Soykırımı sürdürmek için saldırdı Politika Haberleri
Yenisafak sayfasından elde edilen bilgilere dayanarak, SonTurkHaber.com duyuru yapıyor.
Aralarında milletvekillerinin, insan hakları savunucularının ve sivil toplum temsilcilerinin bulunduğu 40’tan fazla ülkeden yüzlerce kişinin yer aldığı filonun durdurulması, dünya genelinde "uluslararası hukukun ihlali" ve "insanlığa karşı suç" olarak nitelendirildi. İspanya, 65 vatandaşının filoda bulunması nedeniyle İsrail’in Madrid'deki temsilcisini Dışişleri Bakanlığı’na çağırdı ve vatandaşlarının güvenliği için diplomatik temaslarını artırdı. İspanyol hükümeti, yardım filosunu “barışçıl bir sivil girişim” olarak tanımlayarak İsrail’in müdahalesini kınadı. İrlanda Cumhurbaşkanı Michael Higgins, saldırının ve Kızılhaç’ın Gazze’deki çalışmalarını askıya almasının birlikte değerlendirilmesi gerektiğini vurgulayarak “Tüm dünya artık harekete geçmeli” dedi.
Terör politikası
İngiltere, filodaki bazı vatandaşlarının durumu nedeniyle endişeli olduğunu belirtti ve insani yardımın Gazze’ye “gecikmeksizin ve koşulsuz” ulaştırılması gerektiğini vurguladı. Fransa'da muhalefetteki Boyun Eğmeyen Fransa (LFI) partisi, filodaki dört milletvekilinin akıbetine ilişkin endişe duyduğunu belirterek İsrail’in eylemini “uluslararası sularda korsanlık” ve “Gazze’deki soykırımı sürdürme çabası” olarak tanımladı. Belçika da İsrail'in Brüksel Büyükelçisini Dışişleri Bakanlığına çağırdı. Bakan Maxime Prevot, İsrail'in yolcuları arasında Belçika vatandaşlarının da bulunduğu Küresel Sumud Filosu'na "uluslararası sularda müdahalesinin açıkça ciddi endişelere yol açtığını" kaydetti.
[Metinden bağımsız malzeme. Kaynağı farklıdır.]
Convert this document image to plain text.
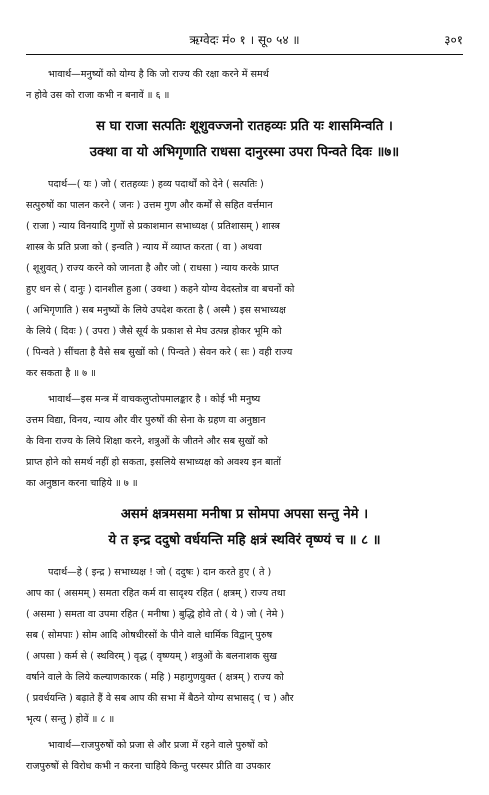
ऋग्वेदः मं० १ । सू० ५४ ॥	३०१
भावार्थ—मनुष्यों को योग्य है कि जो राज्य की रक्षा करने में समर्थ
न होवे उस को राजा कभी न बनावें ॥ ६ ॥
स घा राजा सत्पतिः शूशुवज्जनो रातहव्यः प्रति यः शासमिन्वति ।
उक्था वा यो अभिगृणाति राधसा दानुरस्मा उपरा पिन्वते दिवः ॥७॥
पदार्थ—( यः ) जो ( रातहव्यः ) हव्य पदार्थों को देने ( सत्पतिः )
सत्पुरुषों का पालन करने ( जनः ) उत्तम गुण और कर्मों से सहित वर्त्तमान
( राजा ) न्याय विनयादि गुणों से प्रकाशमान सभाध्यक्ष ( प्रतिशासम् ) शास्त्र
शास्त्र के प्रति प्रजा को ( इन्वति ) न्याय में व्याप्त करता ( वा ) अथवा
( शूशुवत् ) राज्य करने को जानता है और जो ( राधसा ) न्याय करके प्राप्त
हुए धन से ( दानुः ) दानशील हुआ ( उक्था ) कहने योग्य वेदस्तोत्र वा बचनों को
( अभिगृणाति ) सब मनुष्यों के लिये उपदेश करता है ( अस्मै ) इस सभाध्यक्ष
के लिये ( दिवः ) ( उपरा ) जैसे सूर्य के प्रकाश से मेघ उत्पन्न होकर भूमि को
( पिन्वते ) सींचता है वैसे सब सुखों को ( पिन्वते ) सेवन करे ( सः ) वही राज्य
कर सकता है ॥ ७ ॥
भावार्थ—इस मन्त्र में वाचकलुप्तोपमालङ्कार है । कोई भी मनुष्य
उत्तम विद्या, विनय, न्याय और वीर पुरुषों की सेना के ग्रहण वा अनुष्ठान
के विना राज्य के लिये शिक्षा करने, शत्रुओं के जीतने और सब सुखों को
प्राप्त होने को समर्थ नहीं हो सकता, इसलिये सभाध्यक्ष को अवश्य इन बातों
का अनुष्ठान करना चाहिये ॥ ७ ॥
असमं क्षत्रमसमा मनीषा प्र सोमपा अपसा सन्तु नेमे ।
ये त इन्द्र ददुषो वर्धयन्ति महि क्षत्रं स्थविरं वृष्ण्यं च ॥ ८ ॥
पदार्थ—हे ( इन्द्र ) सभाध्यक्ष ! जो ( ददुषः ) दान करते हुए ( ते )
आप का ( असमम् ) समता रहित कर्म वा सादृश्य रहित ( क्षत्रम् ) राज्य तथा
( असमा ) समता वा उपमा रहित ( मनीषा ) बुद्धि होवे तो ( ये ) जो ( नेमे )
सब ( सोमपाः ) सोम आदि ओषधीरसों के पीने वाले धार्मिक विद्वान् पुरुष
( अपसा ) कर्म से ( स्थविरम् ) वृद्ध ( वृष्ण्यम् ) शत्रुओं के बलनाशक सुख
वर्षाने वाले के लिये कल्याणकारक ( महि ) महागुणयुक्त ( क्षत्रम् ) राज्य को
( प्रवर्धयन्ति ) बढ़ाते हैं वे सब आप की सभा में बैठने योग्य सभासद् ( च ) और
भृत्य ( सन्तु ) होवें ॥ ८ ॥
भावार्थ—राजपुरुषों को प्रजा से और प्रजा में रहने वाले पुरुषों को
राजपुरुषों से विरोध कभी न करना चाहिये किन्तु परस्पर प्रीति वा उपकार
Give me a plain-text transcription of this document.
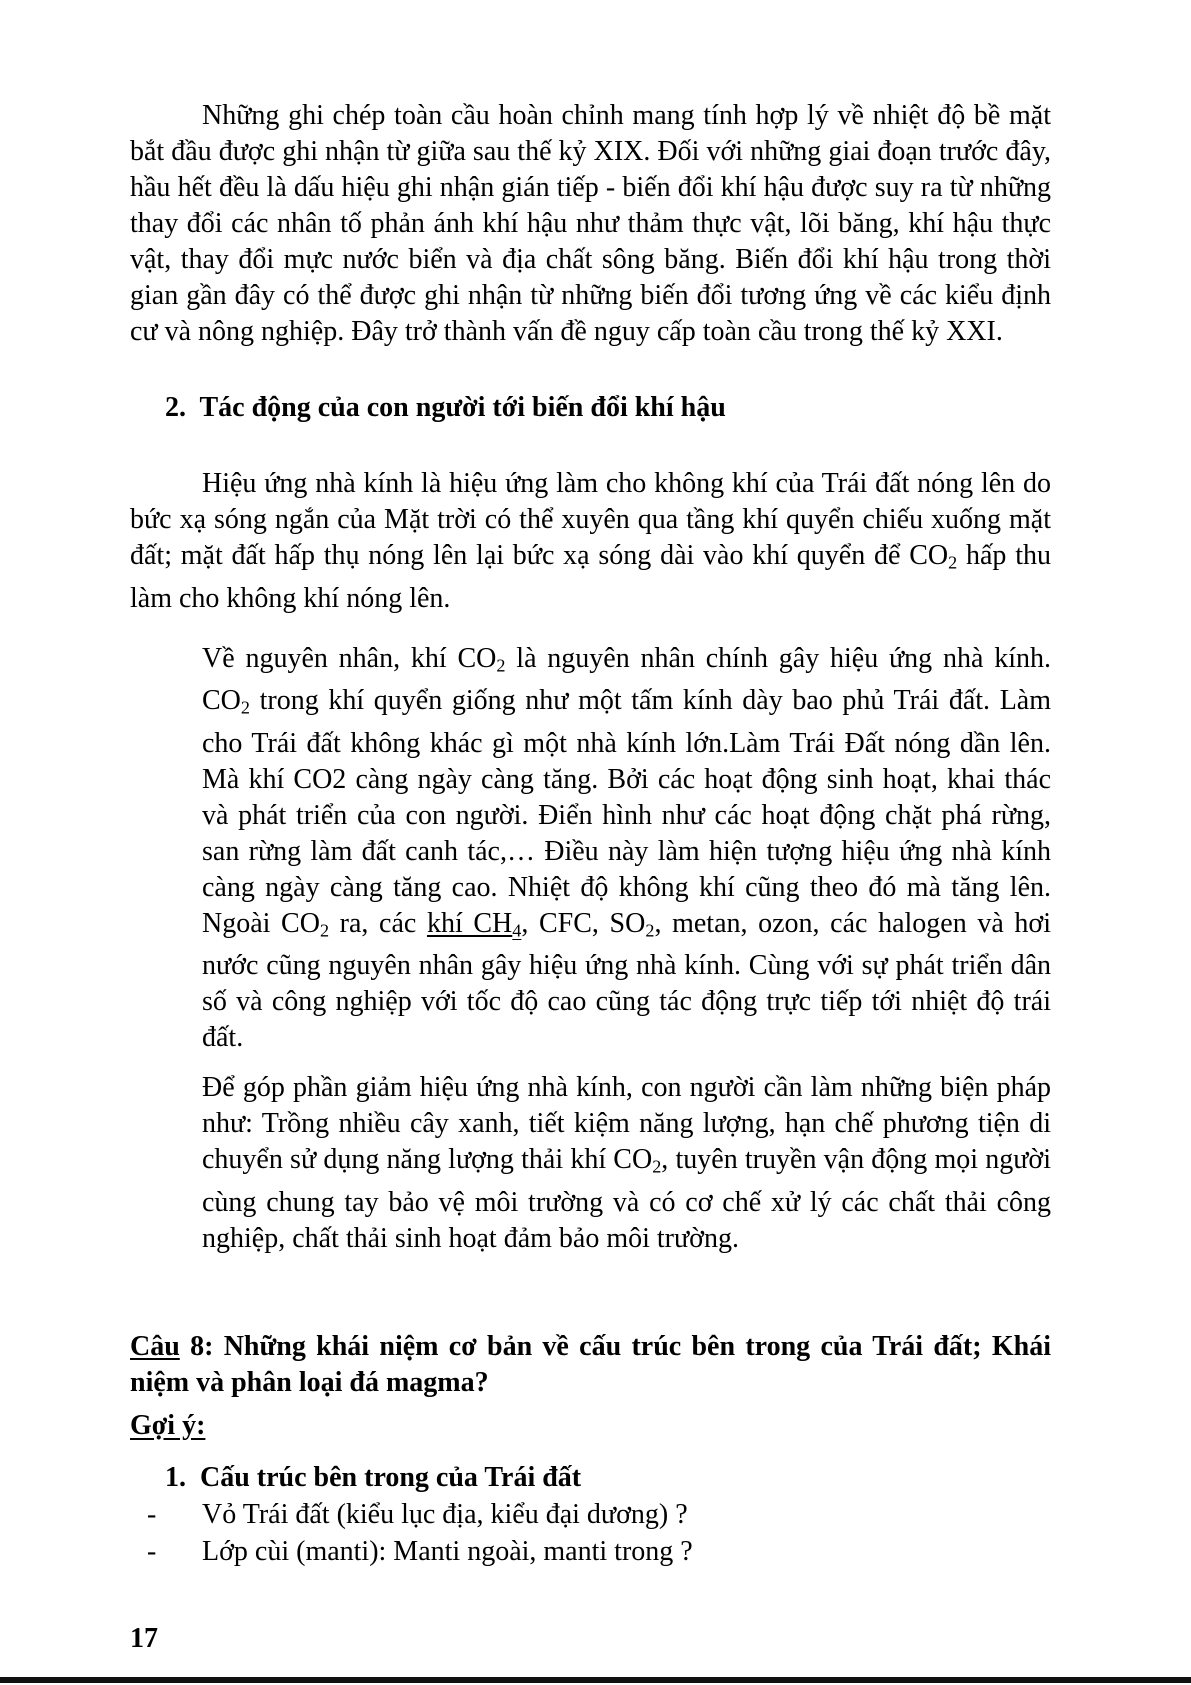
Những ghi chép toàn cầu hoàn chỉnh mang tính hợp lý về nhiệt độ bề mặt bắt đầu được ghi nhận từ giữa sau thế kỷ XIX. Đối với những giai đoạn trước đây, hầu hết đều là dấu hiệu ghi nhận gián tiếp - biến đổi khí hậu được suy ra từ những thay đổi các nhân tố phản ánh khí hậu như thảm thực vật, lõi băng, khí hậu thực vật, thay đổi mực nước biển và địa chất sông băng. Biến đổi khí hậu trong thời gian gần đây có thể được ghi nhận từ những biến đổi tương ứng về các kiểu định cư và nông nghiệp. Đây trở thành vấn đề nguy cấp toàn cầu trong thế kỷ XXI.

2. Tác động của con người tới biến đổi khí hậu

Hiệu ứng nhà kính là hiệu ứng làm cho không khí của Trái đất nóng lên do bức xạ sóng ngắn của Mặt trời có thể xuyên qua tầng khí quyển chiếu xuống mặt đất; mặt đất hấp thụ nóng lên lại bức xạ sóng dài vào khí quyển để CO2 hấp thu làm cho không khí nóng lên.

Về nguyên nhân, khí CO2 là nguyên nhân chính gây hiệu ứng nhà kính. CO2 trong khí quyển giống như một tấm kính dày bao phủ Trái đất. Làm cho Trái đất không khác gì một nhà kính lớn.Làm Trái Đất nóng dần lên. Mà khí CO2 càng ngày càng tăng. Bởi các hoạt động sinh hoạt, khai thác và phát triển của con người. Điển hình như các hoạt động chặt phá rừng, san rừng làm đất canh tác,… Điều này làm hiện tượng hiệu ứng nhà kính càng ngày càng tăng cao. Nhiệt độ không khí cũng theo đó mà tăng lên. Ngoài CO2 ra, các khí CH4, CFC, SO2, metan, ozon, các halogen và hơi nước cũng nguyên nhân gây hiệu ứng nhà kính. Cùng với sự phát triển dân số và công nghiệp với tốc độ cao cũng tác động trực tiếp tới nhiệt độ trái đất.

Để góp phần giảm hiệu ứng nhà kính, con người cần làm những biện pháp như: Trồng nhiều cây xanh, tiết kiệm năng lượng, hạn chế phương tiện di chuyển sử dụng năng lượng thải khí CO2, tuyên truyền vận động mọi người cùng chung tay bảo vệ môi trường và có cơ chế xử lý các chất thải công nghiệp, chất thải sinh hoạt đảm bảo môi trường.

Câu 8: Những khái niệm cơ bản về cấu trúc bên trong của Trái đất; Khái niệm và phân loại đá magma?

Gợi ý:

1. Cấu trúc bên trong của Trái đất

- Vỏ Trái đất (kiểu lục địa, kiểu đại dương) ?

- Lớp cùi (manti): Manti ngoài, manti trong ?

17
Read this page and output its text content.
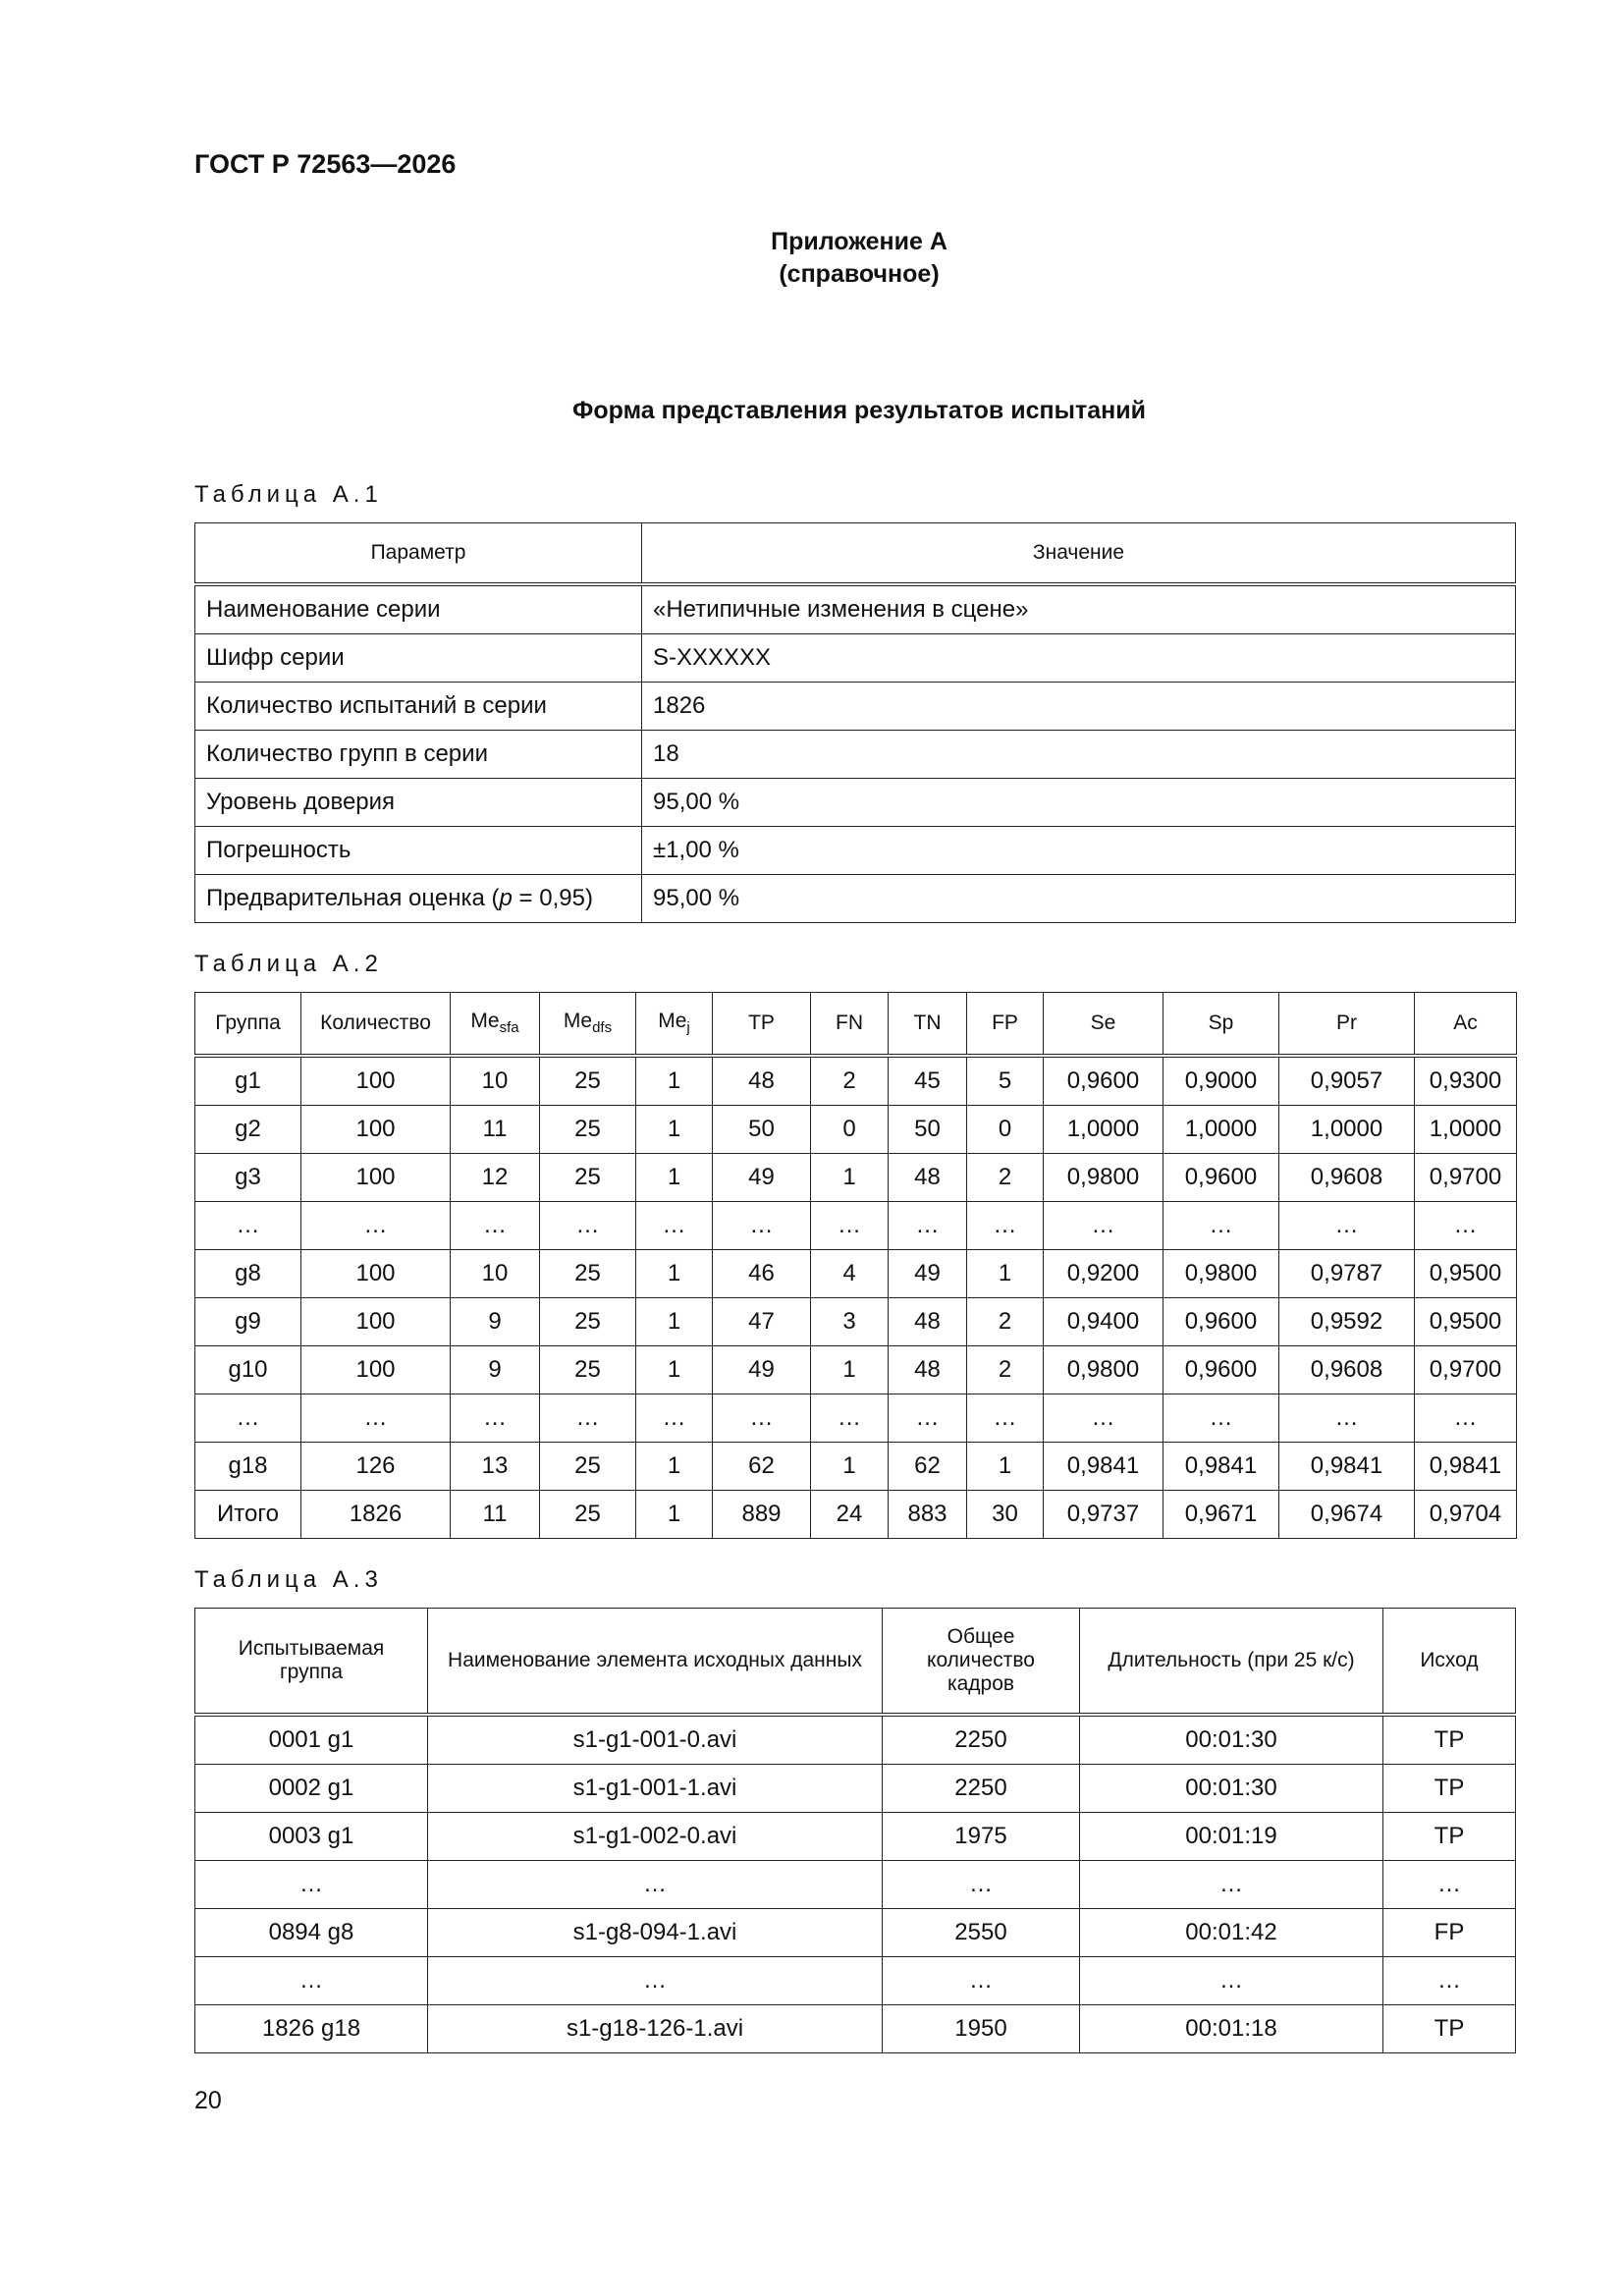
ГОСТ Р 72563—2026
Приложение А
(справочное)
Форма представления результатов испытаний
Таблица А.1
Параметр	Значение
Наименование серии	«Нетипичные изменения в сцене»
Шифр серии	S-XXXXXX
Количество испытаний в серии	1826
Количество групп в серии	18
Уровень доверия	95,00 %
Погрешность	±1,00 %
Предварительная оценка (p = 0,95)	95,00 %
Таблица А.2
Группа	Количество	$Me_{sfa}$	$Me_{dfs}$	$Me_j$	TP	FN	TN	FP	Se	Sp	Pr	Ac
g1	100	10	25	1	48	2	45	5	0,9600	0,9000	0,9057	0,9300
g2	100	11	25	1	50	0	50	0	1,0000	1,0000	1,0000	1,0000
g3	100	12	25	1	49	1	48	2	0,9800	0,9600	0,9608	0,9700
…	…	…	…	…	…	…	…	…	…	…	…	…
g8	100	10	25	1	46	4	49	1	0,9200	0,9800	0,9787	0,9500
g9	100	9	25	1	47	3	48	2	0,9400	0,9600	0,9592	0,9500
g10	100	9	25	1	49	1	48	2	0,9800	0,9600	0,9608	0,9700
…	…	…	…	…	…	…	…	…	…	…	…	…
g18	126	13	25	1	62	1	62	1	0,9841	0,9841	0,9841	0,9841
Итого	1826	11	25	1	889	24	883	30	0,9737	0,9671	0,9674	0,9704
Таблица А.3
Испытываемая группа	Наименование элемента исходных данных	Общее количество кадров	Длительность (при 25 к/с)	Исход
0001 g1	s1-g1-001-0.avi	2250	00:01:30	TP
0002 g1	s1-g1-001-1.avi	2250	00:01:30	TP
0003 g1	s1-g1-002-0.avi	1975	00:01:19	TP
…	…	…	…	…
0894 g8	s1-g8-094-1.avi	2550	00:01:42	FP
…	…	…	…	…
1826 g18	s1-g18-126-1.avi	1950	00:01:18	TP
20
Avrupa Parlamentosu Sol Grubu ise iki üyesinden haber alınamadığını açıkladı ve tüm alıkoyulanların derhal serbest bırakılması çağrısında bulundu. Yunanistan’da SYRIZA ve Yeni Sol gibi sol partiler, yardım filosuna yapılan saldırıyı “terör politikası” ve “uluslararası hukukun ihlali” olarak nitelendirerek, hükümetten daha sert tutum almasını talep etti. Tunus'taki siyasi partiler, İsrail'in Gazze’ye doğru yola çıkan Küresel Sumud Filosu'na saldırısı ve aktivistleri yasa dışı şekilde alıkoymasının "devlet terörü ve kontrolsüz zorbalık" olduğu belirterek, tüm dünya halklarına harekete geçme çağrısı yaptı.
Düşmanca ve yasa dışı
Brezilya, aralarında bir milletvekilinin de bulunduğu 15 vatandaşının güvenliği konusunda Tel Aviv’e çağrıda bulunurken, saldırıyı “barışçıl protestoculara karşı askeri müdahale” olarak tanımladı. Pakistan Başbakanı Şahbaz Şerif, İsrail eylemini "düşmanca ve yasa dışı" olarak nitelendirerek, "Suçları, yardıma muhtaç Filistinlilere yardım taşımaktı" dedi. İran, müdahaleyi açık bir şekilde “terör eylemi” olarak tanımlarken, Filistin Dışişleri Bakanlığı, İsrail’in Filistin kara suları üzerinde hiçbir egemenlik hakkı olmadığını vurguladı ve işgalin Uluslararası Adalet Divanı tarafından yasa dışı ilan edildiğini hatırlattı. ABD merkezli en büyük Müslüman sivil haklar kuruluşlarından biri olan Amerikan-İslam İlişkileri Konseyi (CAIR), “İsrail, bir kez daha uluslararası sularda insanî yardım gönüllülerini kaçırarak korsanlık yapmış ve yasa dışı ablukasını sürdürmekte kararlı olduğunu göstermiştir. Bu saldırıyı kınamayan her ülke, bu soykırıma ortak olmaktadır” tepkisini gösterdi.